The Legacy of Queen Pura Villanueva, The First Miss Philippines

The Legacy of Queen Pura Villanueva, The First Miss Philippines
by Emmanuel Castillo
As we are all still in the throes of Catriona’s amazing win not only as our 4th Miss Universe but for changing the game in beauty pageants not only in the Philippines but also the universe, perhaps it’s time to look back to the woman who really started it all.

That woman was Purificacion Garcia Villanueva. Pura was born in Iloilo City, the daughter of Emilio Villanueva and Emilia Garcia. Her mother was born in Palencia, Spain. At 22 Pura Villanueva became the first Miss Philippines and voted unanimously as the “Queen of the Manila Carnival” of 1908. Like Catriona, Pura was also half-Filipina. But that’s not where their similarity ends.
Before she came to Manila to represent Region VI, Pura was already a burgeoning writer/columnist for a weekly magazine called El Tiempo in Iloilo and the leading feminist of her day. In fact she established the Association of Feminista Ilongga in 1906 and championed clean milk for children through the establishment of puericulture centers all over Panay Island. Puericulture is the rearing or hygienic care of children specifically: the prenatal care of unborn children through attention to the health of pregnant women. Her efforts also led to the first suffrage bill reaching the Philippine Assembly in 1907.

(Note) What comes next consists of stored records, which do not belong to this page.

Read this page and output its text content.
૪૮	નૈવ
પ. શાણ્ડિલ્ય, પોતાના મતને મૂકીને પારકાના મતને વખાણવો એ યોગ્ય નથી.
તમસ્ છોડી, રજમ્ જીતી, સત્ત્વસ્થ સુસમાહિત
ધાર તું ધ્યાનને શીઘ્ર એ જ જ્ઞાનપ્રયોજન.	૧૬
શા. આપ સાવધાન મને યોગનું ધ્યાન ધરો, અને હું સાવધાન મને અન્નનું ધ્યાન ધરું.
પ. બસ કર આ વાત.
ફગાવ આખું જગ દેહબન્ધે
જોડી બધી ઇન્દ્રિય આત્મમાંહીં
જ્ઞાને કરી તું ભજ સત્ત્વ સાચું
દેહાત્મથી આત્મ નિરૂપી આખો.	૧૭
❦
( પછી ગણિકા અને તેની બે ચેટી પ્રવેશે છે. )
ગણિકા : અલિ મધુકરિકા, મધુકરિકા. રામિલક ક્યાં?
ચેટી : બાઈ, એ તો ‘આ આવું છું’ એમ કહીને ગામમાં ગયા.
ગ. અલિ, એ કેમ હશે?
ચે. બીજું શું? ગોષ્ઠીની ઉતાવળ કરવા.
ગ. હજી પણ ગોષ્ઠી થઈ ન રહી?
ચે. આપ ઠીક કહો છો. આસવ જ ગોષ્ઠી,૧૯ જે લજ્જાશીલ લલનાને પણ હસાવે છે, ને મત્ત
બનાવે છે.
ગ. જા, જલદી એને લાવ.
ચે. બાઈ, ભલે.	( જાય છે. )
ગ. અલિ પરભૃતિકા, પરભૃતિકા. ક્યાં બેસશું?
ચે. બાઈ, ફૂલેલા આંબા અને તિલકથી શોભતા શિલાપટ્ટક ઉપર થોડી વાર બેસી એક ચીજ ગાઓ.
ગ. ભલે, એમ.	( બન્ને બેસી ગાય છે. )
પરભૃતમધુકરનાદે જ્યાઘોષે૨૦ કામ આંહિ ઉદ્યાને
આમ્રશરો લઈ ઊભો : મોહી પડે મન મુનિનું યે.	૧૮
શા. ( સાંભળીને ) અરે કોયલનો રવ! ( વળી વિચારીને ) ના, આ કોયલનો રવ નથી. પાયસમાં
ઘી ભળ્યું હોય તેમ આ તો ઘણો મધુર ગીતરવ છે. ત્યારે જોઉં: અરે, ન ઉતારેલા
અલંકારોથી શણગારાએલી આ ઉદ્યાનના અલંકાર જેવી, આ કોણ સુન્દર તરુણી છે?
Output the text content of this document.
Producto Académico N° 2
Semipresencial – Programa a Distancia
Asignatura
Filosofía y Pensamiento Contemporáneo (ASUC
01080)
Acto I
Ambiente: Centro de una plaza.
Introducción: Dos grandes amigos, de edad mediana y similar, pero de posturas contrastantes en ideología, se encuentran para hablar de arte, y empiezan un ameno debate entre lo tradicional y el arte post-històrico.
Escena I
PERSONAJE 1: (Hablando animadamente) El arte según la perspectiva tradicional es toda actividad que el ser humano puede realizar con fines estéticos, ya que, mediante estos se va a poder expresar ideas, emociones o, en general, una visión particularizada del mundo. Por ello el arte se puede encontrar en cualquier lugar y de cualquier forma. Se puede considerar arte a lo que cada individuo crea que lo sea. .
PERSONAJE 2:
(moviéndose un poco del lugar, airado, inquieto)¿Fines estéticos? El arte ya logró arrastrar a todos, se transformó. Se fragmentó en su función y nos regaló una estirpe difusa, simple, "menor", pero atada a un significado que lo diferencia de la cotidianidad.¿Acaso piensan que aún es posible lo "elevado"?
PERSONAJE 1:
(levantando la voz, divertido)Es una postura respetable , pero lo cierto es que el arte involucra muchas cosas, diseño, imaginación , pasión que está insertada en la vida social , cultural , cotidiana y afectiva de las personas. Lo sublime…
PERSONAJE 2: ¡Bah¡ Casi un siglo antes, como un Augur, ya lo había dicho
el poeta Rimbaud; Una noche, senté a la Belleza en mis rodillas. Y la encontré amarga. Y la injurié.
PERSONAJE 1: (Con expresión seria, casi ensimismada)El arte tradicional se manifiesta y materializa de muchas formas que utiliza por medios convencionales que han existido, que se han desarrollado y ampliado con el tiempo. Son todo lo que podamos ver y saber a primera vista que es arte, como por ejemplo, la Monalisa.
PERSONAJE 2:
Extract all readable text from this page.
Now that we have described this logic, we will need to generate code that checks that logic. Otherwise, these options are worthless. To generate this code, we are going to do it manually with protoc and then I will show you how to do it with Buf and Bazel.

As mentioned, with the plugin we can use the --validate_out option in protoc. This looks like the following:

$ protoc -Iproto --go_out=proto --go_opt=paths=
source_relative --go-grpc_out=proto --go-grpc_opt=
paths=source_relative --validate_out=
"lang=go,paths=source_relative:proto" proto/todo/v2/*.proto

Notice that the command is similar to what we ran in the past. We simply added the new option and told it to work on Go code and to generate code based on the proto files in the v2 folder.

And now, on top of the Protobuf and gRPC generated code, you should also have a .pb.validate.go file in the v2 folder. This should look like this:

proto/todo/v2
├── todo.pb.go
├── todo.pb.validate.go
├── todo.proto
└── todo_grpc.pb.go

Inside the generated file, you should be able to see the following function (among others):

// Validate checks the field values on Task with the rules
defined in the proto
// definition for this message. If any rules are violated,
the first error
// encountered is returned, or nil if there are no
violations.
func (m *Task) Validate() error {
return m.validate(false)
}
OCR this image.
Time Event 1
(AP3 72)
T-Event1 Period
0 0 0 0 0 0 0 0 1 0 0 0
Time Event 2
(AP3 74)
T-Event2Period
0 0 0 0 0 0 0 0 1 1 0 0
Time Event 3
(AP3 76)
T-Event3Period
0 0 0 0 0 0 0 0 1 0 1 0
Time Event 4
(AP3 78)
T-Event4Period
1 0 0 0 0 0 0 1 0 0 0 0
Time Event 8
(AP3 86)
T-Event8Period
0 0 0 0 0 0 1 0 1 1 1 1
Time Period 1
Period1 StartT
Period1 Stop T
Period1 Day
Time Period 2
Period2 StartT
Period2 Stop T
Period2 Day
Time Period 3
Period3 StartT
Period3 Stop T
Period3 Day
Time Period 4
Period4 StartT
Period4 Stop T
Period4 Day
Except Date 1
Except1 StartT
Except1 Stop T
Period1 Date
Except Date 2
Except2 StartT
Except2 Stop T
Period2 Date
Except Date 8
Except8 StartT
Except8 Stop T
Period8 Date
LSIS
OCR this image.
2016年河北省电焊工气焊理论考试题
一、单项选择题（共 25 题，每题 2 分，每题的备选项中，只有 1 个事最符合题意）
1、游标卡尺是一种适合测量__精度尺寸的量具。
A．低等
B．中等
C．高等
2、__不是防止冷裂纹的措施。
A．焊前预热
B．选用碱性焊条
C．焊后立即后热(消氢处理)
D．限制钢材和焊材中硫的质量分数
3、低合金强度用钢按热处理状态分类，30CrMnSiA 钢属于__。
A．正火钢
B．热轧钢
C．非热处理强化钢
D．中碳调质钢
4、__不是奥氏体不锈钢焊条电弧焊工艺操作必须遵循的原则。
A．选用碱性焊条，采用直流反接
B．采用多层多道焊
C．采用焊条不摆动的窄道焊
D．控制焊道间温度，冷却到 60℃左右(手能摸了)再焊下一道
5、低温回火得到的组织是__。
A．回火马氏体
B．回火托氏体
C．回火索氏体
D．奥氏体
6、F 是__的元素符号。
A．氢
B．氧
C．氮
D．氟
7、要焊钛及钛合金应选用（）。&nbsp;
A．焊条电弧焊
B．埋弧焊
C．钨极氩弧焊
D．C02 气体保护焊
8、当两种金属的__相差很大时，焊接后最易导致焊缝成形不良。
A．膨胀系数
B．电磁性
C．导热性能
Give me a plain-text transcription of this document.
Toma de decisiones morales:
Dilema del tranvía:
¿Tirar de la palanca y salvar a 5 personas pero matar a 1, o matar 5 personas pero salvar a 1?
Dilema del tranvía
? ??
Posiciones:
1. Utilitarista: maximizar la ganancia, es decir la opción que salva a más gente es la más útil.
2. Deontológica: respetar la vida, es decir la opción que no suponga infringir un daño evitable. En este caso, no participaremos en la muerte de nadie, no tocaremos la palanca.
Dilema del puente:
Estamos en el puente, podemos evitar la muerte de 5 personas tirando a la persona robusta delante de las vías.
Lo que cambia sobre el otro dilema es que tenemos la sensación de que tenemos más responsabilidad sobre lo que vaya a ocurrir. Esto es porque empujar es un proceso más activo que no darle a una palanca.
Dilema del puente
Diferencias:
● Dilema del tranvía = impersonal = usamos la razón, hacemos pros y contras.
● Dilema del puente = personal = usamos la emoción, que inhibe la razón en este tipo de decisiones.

Pura could have remained as a journalist in her hometown but, like Catriona, she needed a bigger stage on which to pursue her causes. Since there was still no global beauty pageant like Miss Universe during those times, the next best thing was the Manila Carnival where countries all over Asia-Pacific participate as trade exhibitors. Countries like the US, Australia, Japan, Singapore, and Thailand come to Manila every year to do trade marketing and tourism and to Pura, that must have been a most attractive platform. She was already Miss Iloilo and she must have thought she had nothing to lose if she went all the way to Manila to bat for the Miss Philippines crown.
The Philippines was then a colony of the United States and the Americans used the Manila Carnival as a venue to unite all the regions of the Philippines through economic trade and cooperation. The highlight of this month-long celebration and trade fair was the election of the Miss Manila Carnival. The Americans fielded their own Miss USA to compete head on with Miss Philippines. Miss USA, Marjorie Radcliffe Colton from Illinois, was known as Miss Occidental whilst Miss Philippines, Pura, was Miss Oriental. It was a heavily attended coronation night and in the end Pura won because she was more prepared. She had a battalion of supporters many of whom came all the way from Iloilo to support her in all aspects. Very much like Catriona’s dream team. Miss USA on the other hand, looked like she just got off the boat from San Francisco.

After the Miss Manila Carnival pageant, Pura remained in Manila to continue work as a journalist for Woman’s Outlook, a suffragist publication. She was also president of the Women’s Club of Manila. Wikipedia sums off her achievements in a career highlight that was truly ahead of her time:
“Books penned by Pura Villanueva Kalaw included Osmeña From Newspaperman to President (1946),[5] How the Filipina Got the Vote, Outstanding Filipino Women, Anthology of Filipino Women Writers, The Consumer Cooperatives in the Philippines, The Filipino Cookbook, and A Brief History of the Filipino Flag. Her 1918 booklet Condimentos Indigenas was “one of the earliest cookbooks” published in the Philippines.
In 1951 Pura Villanueva Kalaw was honored with a Presidential Medal, presented by Elpidio Quirino, for her work on behalf of women’s rights in the Philippines.”
In 1910, Pura married lawyer and editor Teodoro Maniguiat Kalaw in 1910. They had 2 daughters: Maria Kalaw Katigbak, who was also crowned Miss Philippines in 1931 and Purita Kalaw Ledesma. Maria became a senator, an art critic. Their daughter-in-law Eva Estrada Kalaw was also a senator. Pura Villanueva Kalaw became a widow in 1940. She died on March 21, 1954 at the age of 67.
Miss Philippines, Pura Villanueva-Kalaw’s legacy was not only her beauty but also her passion to help advance women’s and children’s causes. This legacy, rooted on women’s principles and values has been handed down to her peers, her daughter most definitely, and by osmosis, to Catriona.